Look at the threats. Enemy artillery (tube and rocket) will hit us if we mass before the attack in observable areas - this is where being mounted helps. Other than that, the enemy artillery won't chase around dismounted soldiers with fire missions. As our attack commences, the enemy's artillery is probably going to shift to counter-battery fire, or trying to disrupt our depth and reserves.
As we close into and out of the attack position, the enemy will largely have three systems to hit us with: mortars, direct fire from missiles and guns, and direct fire from small arms and machine guns. Yes, being buttoned up in a APC can mitigate the threat from machine guns, but so can moving behind a main battle tank. Direct fire anti-tank systems and enemy tanks will brew our vehicles up, passengers and all. Mortar fire will be (and always was) problematic. However, when you weigh the chance of a mortar round catching a section moving on foot behind a tank to that of an anti-tank guided missile or recoilless rifle smacking a 35 ton armoured vehicle moving at about 10-15km (because that's all you can really do buttoned up), I'd offer that the latter probably has a better chance of being catastrophic. You can't reduce risk to nil, but you can mitigate it by "not having all your eggs in one light armoured basket."

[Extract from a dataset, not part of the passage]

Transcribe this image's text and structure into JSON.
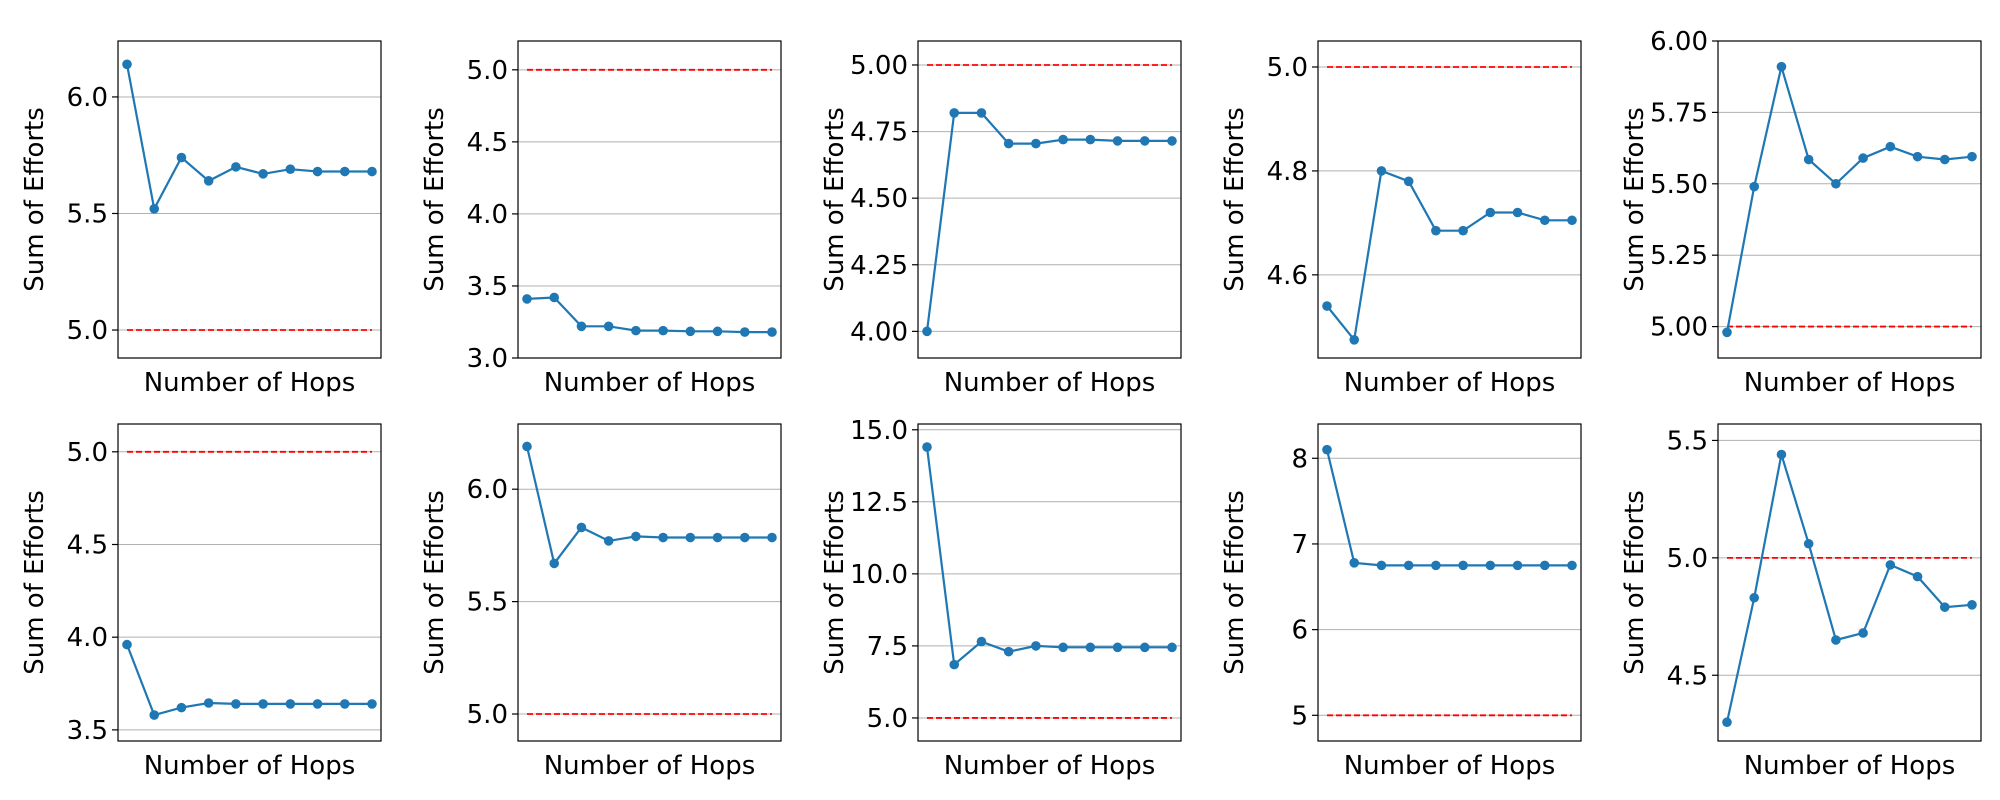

This is where the Company Commander earns his money. The attack position is, according to Land Ops, "the last position held by the assaulting force before crossing the LD...not under direct fire or observation and not a known or likely adversary artillery target." The commander has to select a good attack position, one where the bigger danger to his or her force transitions from indirect fires to direct fires.